When Customary Land Meets Capital: Indigenous Sovereignty, State Legality, and Agrarian Dispossession in Kajang, Indonesia
Keywords:
Customary territoriality, Decolonial sovereignty, Indigenous land governance, Legal pluralism, Politics of recognitionAbstract
This article examines the agrarian conflict between the Kajang Indigenous community and a plantation concession operating under Indonesia’s Right of Cultivation regime. Moving beyond administrative explanations of overlapping land claims, it argues that the conflict reflects a structural reorganization of territorial sovereignty under concession-based agrarian capitalism. Drawing on critical ethnography, the study analyzes how customary land embedded in relational governance, social reproduction, and ancestral obligation is reclassified as “state land” and transformed into concessionary space.

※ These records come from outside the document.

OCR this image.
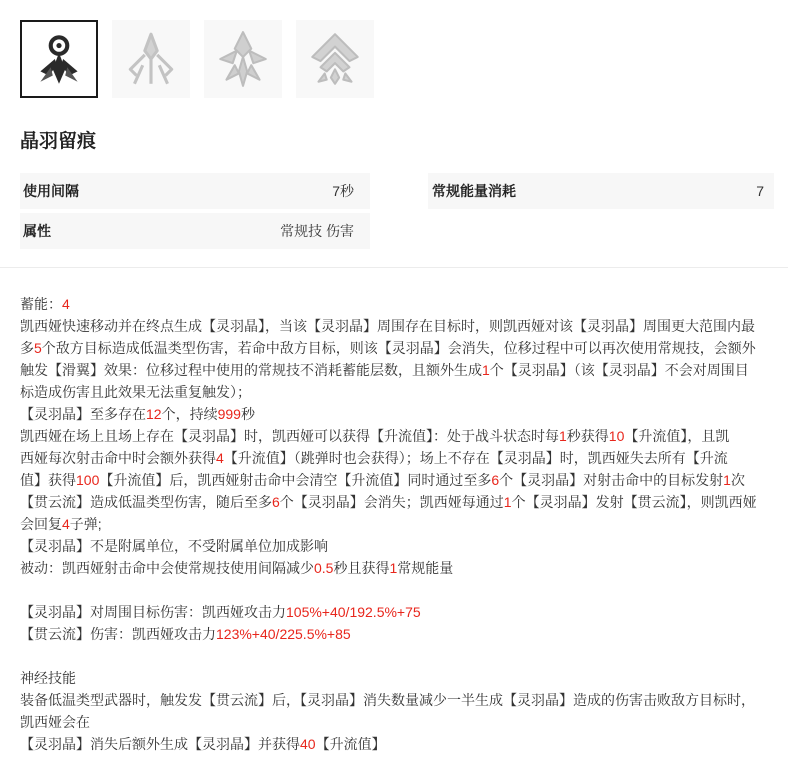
晶羽留痕
使用间隔	7秒	常规能量消耗	7
属性	常规技 伤害

蓄能：4

凯西娅快速移动并在终点生成【灵羽晶】，当该【灵羽晶】周围存在目标时，则凯西娅对该【灵羽晶】周围更大范围内最

多5个敌方目标造成低温类型伤害，若命中敌方目标，则该【灵羽晶】会消失，位移过程中可以再次使用常规技，会额外

触发【滑翼】效果：位移过程中使用的常规技不消耗蓄能层数，且额外生成1个【灵羽晶】（该【灵羽晶】不会对周围目

标造成伤害且此效果无法重复触发）；

【灵羽晶】至多存在12个，持续999秒

凯西娅在场上且场上存在【灵羽晶】时，凯西娅可以获得【升流值】：处于战斗状态时每1秒获得10【升流值】，且凯

西娅每次射击命中时会额外获得4【升流值】（跳弹时也会获得）；场上不存在【灵羽晶】时，凯西娅失去所有【升流

值】获得100【升流值】后，凯西娅射击命中会清空【升流值】同时通过至多6个【灵羽晶】对射击命中的目标发射1次

【贯云流】造成低温类型伤害，随后至多6个【灵羽晶】会消失；凯西娅每通过1个【灵羽晶】发射【贯云流】，则凯西娅

会回复4子弹;

【灵羽晶】不是附属单位，不受附属单位加成影响

被动：凯西娅射击命中会使常规技使用间隔减少0.5秒且获得1常规能量

【灵羽晶】对周围目标伤害：凯西娅攻击力105%+40/192.5%+75

【贯云流】伤害：凯西娅攻击力123%+40/225.5%+85

神经技能

装备低温类型武器时，触发发【贯云流】后，【灵羽晶】消失数量减少一半生成【灵羽晶】造成的伤害击败敌方目标时，

凯西娅会在

【灵羽晶】消失后额外生成【灵羽晶】并获得40【升流值】
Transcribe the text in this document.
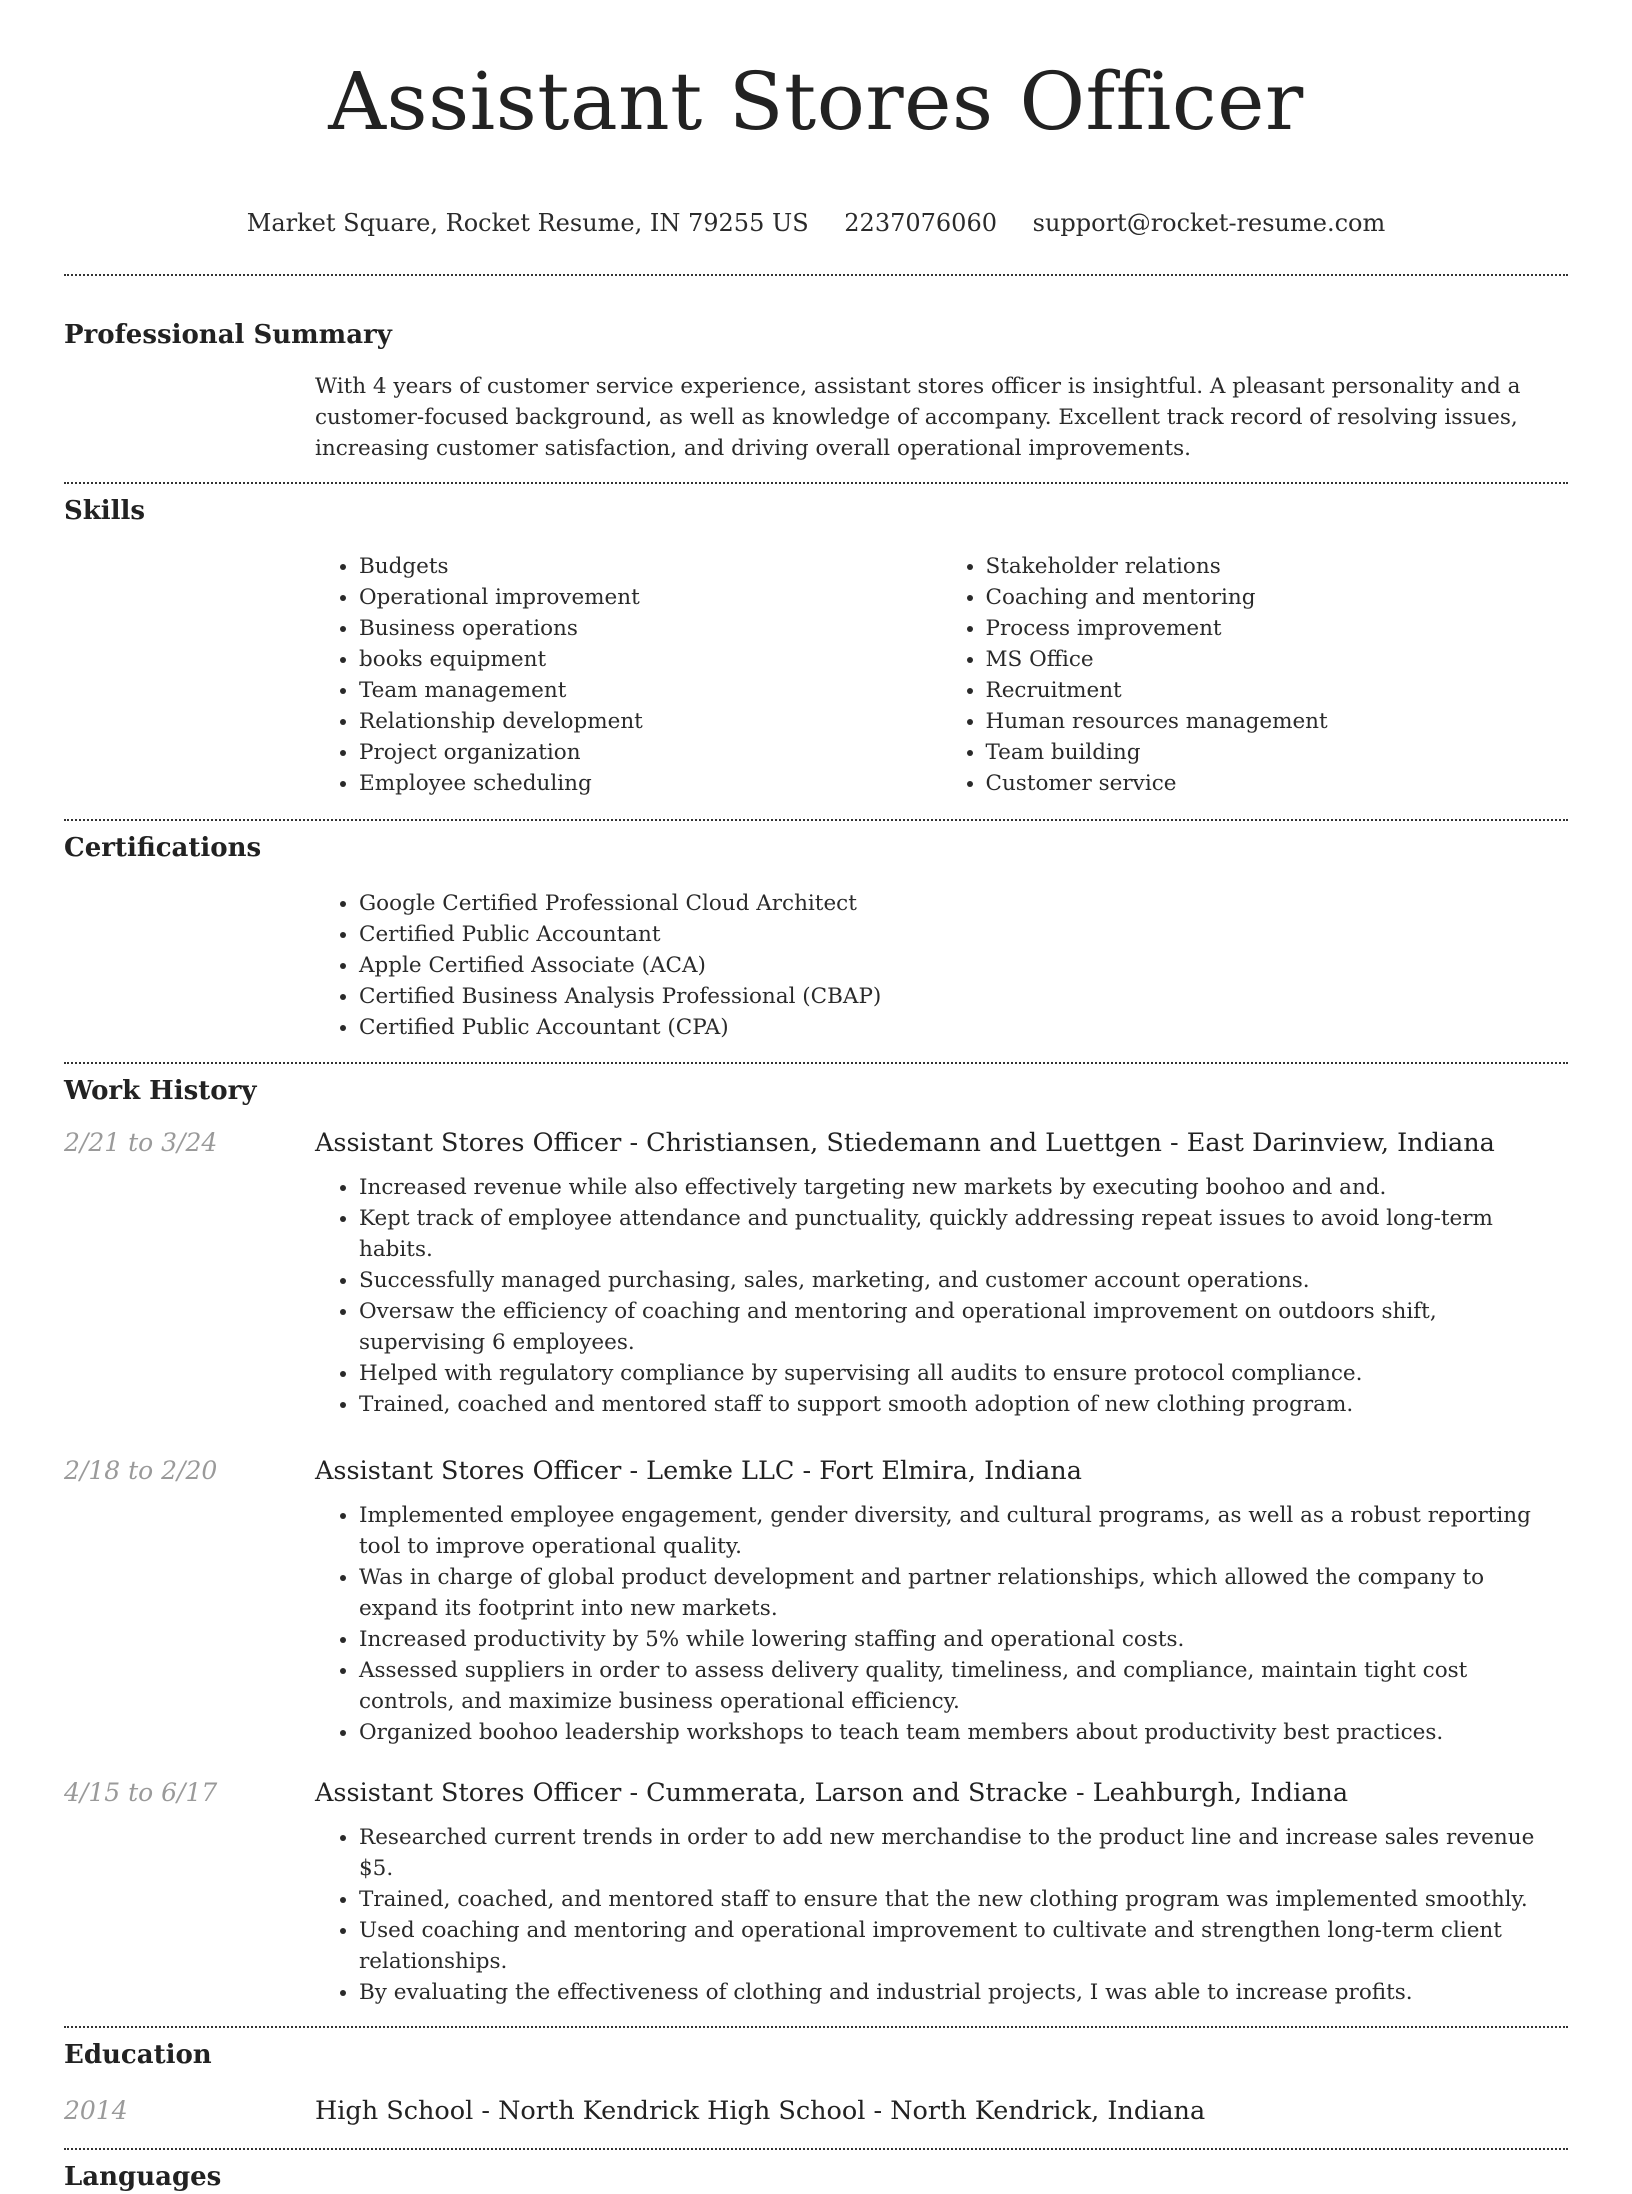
Assistant Stores Officer
Market Square, Rocket Resume, IN 79255 US 2237076060 support@rocket-resume.com
Professional Summary
With 4 years of customer service experience, assistant stores officer is insightful. A pleasant personality and a customer-focused background, as well as knowledge of accompany. Excellent track record of resolving issues, increasing customer satisfaction, and driving overall operational improvements.
Skills
• Budgets
• Operational improvement
• Business operations
• books equipment
• Team management
• Relationship development
• Project organization
• Employee scheduling
• Stakeholder relations
• Coaching and mentoring
• Process improvement
• MS Office
• Recruitment
• Human resources management
• Team building
• Customer service
Certifications
• Google Certified Professional Cloud Architect
• Certified Public Accountant
• Apple Certified Associate (ACA)
• Certified Business Analysis Professional (CBAP)
• Certified Public Accountant (CPA)
Work History
2/21 to 3/24	Assistant Stores Officer - Christiansen, Stiedemann and Luettgen - East Darinview, Indiana
• Increased revenue while also effectively targeting new markets by executing boohoo and and.
• Kept track of employee attendance and punctuality, quickly addressing repeat issues to avoid long-term habits.
• Successfully managed purchasing, sales, marketing, and customer account operations.
• Oversaw the efficiency of coaching and mentoring and operational improvement on outdoors shift, supervising 6 employees.
• Helped with regulatory compliance by supervising all audits to ensure protocol compliance.
• Trained, coached and mentored staff to support smooth adoption of new clothing program.
2/18 to 2/20	Assistant Stores Officer - Lemke LLC - Fort Elmira, Indiana
• Implemented employee engagement, gender diversity, and cultural programs, as well as a robust reporting tool to improve operational quality.
• Was in charge of global product development and partner relationships, which allowed the company to expand its footprint into new markets.
• Increased productivity by 5% while lowering staffing and operational costs.
• Assessed suppliers in order to assess delivery quality, timeliness, and compliance, maintain tight cost controls, and maximize business operational efficiency.
• Organized boohoo leadership workshops to teach team members about productivity best practices.
4/15 to 6/17	Assistant Stores Officer - Cummerata, Larson and Stracke - Leahburgh, Indiana
• Researched current trends in order to add new merchandise to the product line and increase sales revenue $5.
• Trained, coached, and mentored staff to ensure that the new clothing program was implemented smoothly.
• Used coaching and mentoring and operational improvement to cultivate and strengthen long-term client relationships.
• By evaluating the effectiveness of clothing and industrial projects, I was able to increase profits.
Education
2014	High School - North Kendrick High School - North Kendrick, Indiana
Languages
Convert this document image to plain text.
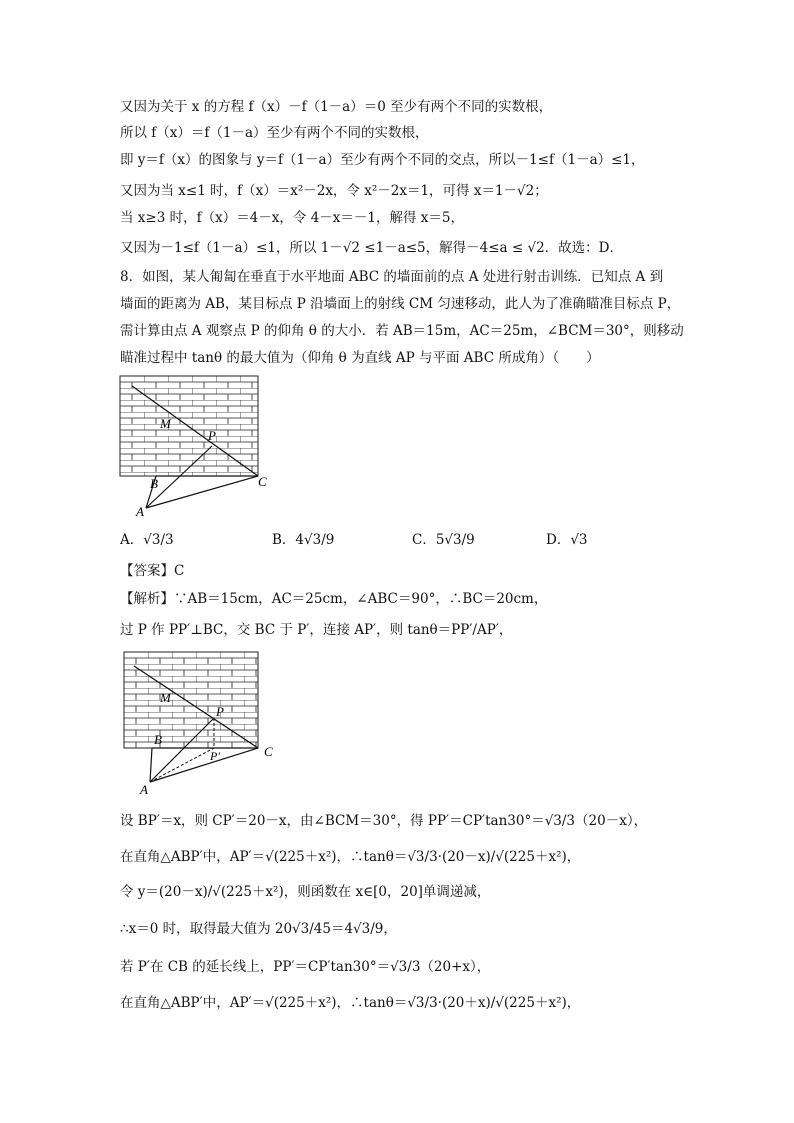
又因为关于 x 的方程 f（x）－f（1－a）＝0 至少有两个不同的实数根，
所以 f（x）＝f（1－a）至少有两个不同的实数根，
即 y＝f（x）的图象与 y＝f（1－a）至少有两个不同的交点，所以－1≤f（1－a）≤1，
又因为当 x≤1 时，f（x）＝x²－2x，令 x²－2x＝1，可得 x＝1－√2；
当 x≥3 时，f（x）＝4－x，令 4－x＝－1，解得 x＝5，
又因为－1≤f（1－a）≤1，所以 1－√2 ≤1－a≤5，解得－4≤a ≤ √2．故选：D．
8．如图，某人匍匐在垂直于水平地面 ABC 的墙面前的点 A 处进行射击训练．已知点 A 到
墙面的距离为 AB，某目标点 P 沿墙面上的射线 CM 匀速移动，此人为了准确瞄准目标点 P，
需计算由点 A 观察点 P 的仰角 θ 的大小．若 AB＝15m，AC＝25m，∠BCM＝30°，则移动
瞄准过程中 tanθ 的最大值为（仰角 θ 为直线 AP 与平面 ABC 所成角）（　　）
M
P
B	C
A
A．√3/3	B．4√3/9	C．5√3/9	D．√3
【答案】C
【解析】∵AB＝15cm，AC＝25cm，∠ABC＝90°，∴BC＝20cm，
过 P 作 PP′⊥BC，交 BC 于 P′，连接 AP′，则 tanθ＝PP′/AP′，
M
P
P′
B
C
A
设 BP′＝x，则 CP′＝20－x，由∠BCM＝30°，得 PP′＝CP′tan30°＝√3/3（20－x），
在直角△ABP′中，AP′＝√(225＋x²)，∴tanθ＝√3/3·(20－x)/√(225＋x²)，
令 y＝(20－x)/√(225＋x²)，则函数在 x∈[0，20]单调递减，
∴x＝0 时，取得最大值为 20√3/45＝4√3/9，
若 P′在 CB 的延长线上，PP′＝CP′tan30°＝√3/3（20+x），
在直角△ABP′中，AP′＝√(225＋x²)，∴tanθ＝√3/3·(20＋x)/√(225＋x²)，
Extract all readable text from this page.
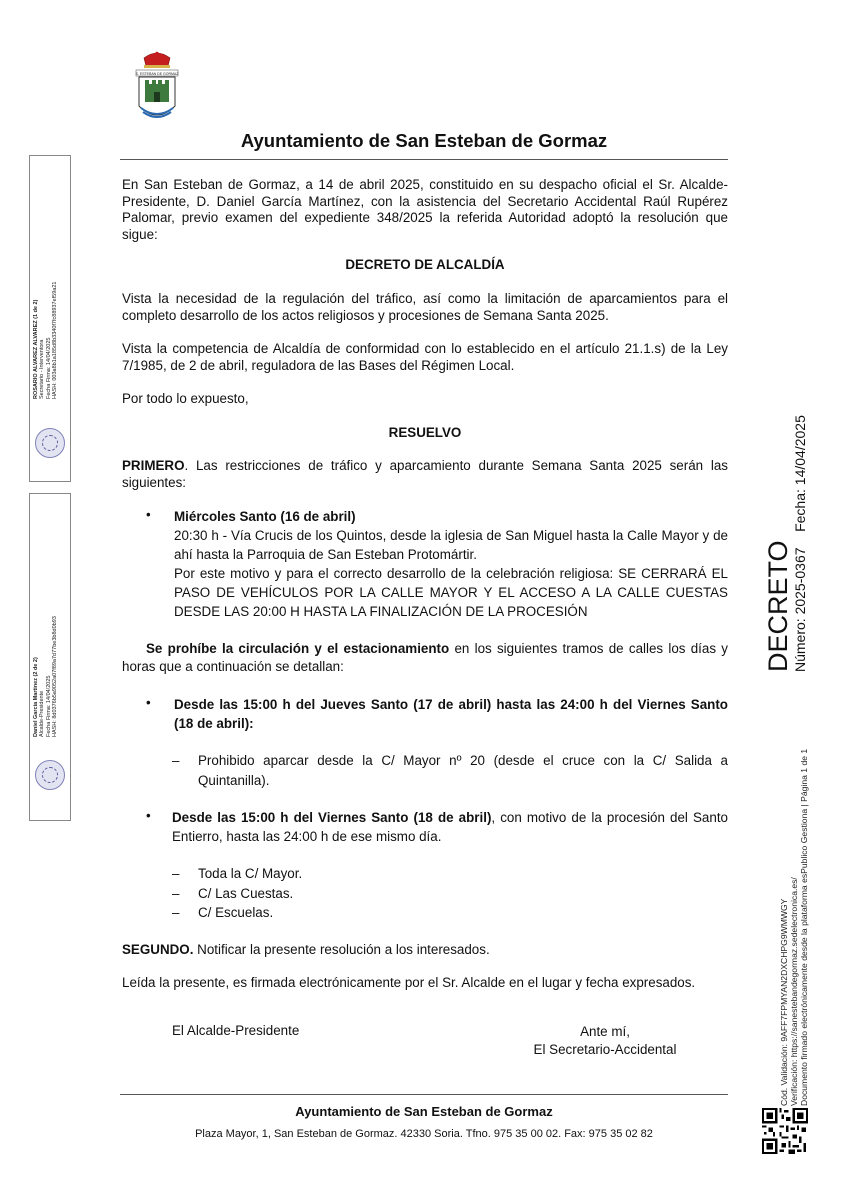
S. ESTEBAN DE GORMAZ
Ayuntamiento de San Esteban de Gormaz

En San Esteban de Gormaz, a 14 de abril 2025, constituido en su despacho oficial el Sr. Alcalde-Presidente, D. Daniel García Martínez, con la asistencia del Secretario Accidental Raúl Rupérez Palomar, previo examen del expediente 348/2025 la referida Autoridad adoptó la resolución que sigue:

DECRETO DE ALCALDÍA

Vista la necesidad de la regulación del tráfico, así como la limitación de aparcamientos para el completo desarrollo de los actos religiosos y procesiones de Semana Santa 2025.

Vista la competencia de Alcaldía de conformidad con lo establecido en el artículo 21.1.s) de la Ley 7/1985, de 2 de abril, reguladora de las Bases del Régimen Local.

Por todo lo expuesto,

RESUELVO

PRIMERO. Las restricciones de tráfico y aparcamiento durante Semana Santa 2025 serán las siguientes:

• Miércoles Santo (16 de abril)
20:30 h - Vía Crucis de los Quintos, desde la iglesia de San Miguel hasta la Calle Mayor y de ahí hasta la Parroquia de San Esteban Protomártir.
Por este motivo y para el correcto desarrollo de la celebración religiosa: SE CERRARÁ EL PASO DE VEHÍCULOS POR LA CALLE MAYOR Y EL ACCESO A LA CALLE CUESTAS DESDE LAS 20:00 H HASTA LA FINALIZACIÓN DE LA PROCESIÓN

Se prohíbe la circulación y el estacionamiento en los siguientes tramos de calles los días y horas que a continuación se detallan:

• Desde las 15:00 h del Jueves Santo (17 de abril) hasta las 24:00 h del Viernes Santo (18 de abril):
– Prohibido aparcar desde la C/ Mayor nº 20 (desde el cruce con la C/ Salida a Quintanilla).
• Desde las 15:00 h del Viernes Santo (18 de abril), con motivo de la procesión del Santo Entierro, hasta las 24:00 h de ese mismo día.
– Toda la C/ Mayor.
– C/ Las Cuestas.
– C/ Escuelas.

SEGUNDO. Notificar la presente resolución a los interesados.

Leída la presente, es firmada electrónicamente por el Sr. Alcalde en el lugar y fecha expresados.

El Alcalde-Presidente	Ante mí,
El Secretario-Accidental
Ayuntamiento de San Esteban de Gormaz
Plaza Mayor, 1, San Esteban de Gormaz. 42330 Soria. Tfno. 975 35 00 02. Fax: 975 35 02 82
ROSARIO ALVAREZ ALVAREZ (1 de 2) Secretario - Interventora Fecha Firma: 14/04/2025 HASH: 003a8b1a185d8b3340f7fc88937ef59a21
Daniel Garcia Martinez (2 de 2) Alcalde-Presidente Fecha Firma: 14/04/2025 HASH: 8d0376b5a9052a07f89a7d77be3b8d0b93
DECRETO Número: 2025-0367    Fecha: 14/04/2025
Cód. Validación: 9AFF7FPMYAN2DXCHPG9WMWGY Verificación: https://sanestebandegormaz.sedelectronica.es/ Documento firmado electrónicamente desde la plataforma esPublico Gestiona | Página 1 de 1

This juridical reclassification constitutes a contemporary modality of dispossession mediated through legality rather than overt coercion. The HGU regime functions as a legal technology that produces territorial abstraction, stabilizes capital accumulation, and institutionalizes hierarchical legal pluralism in which statutory sovereignty prevails over customary jurisdiction. Although Indigenous communities are formally recognized within national legal frameworks, such recognition remains conditional and does not redistribute territorial authority. Resistance in Kajang therefore represents not only opposition to corporate expansion but a political struggle over sovereignty and the authority to define land itself. By integrating Marxian political economy with decolonial theory, this article demonstrates that contemporary agrarian conflict in Indonesia is embedded in the operation of law and state-centered sovereignty. It concludes that meaningful decolonization of land governance requires structural transformation of concessionary regimes rather than procedural recognition alone.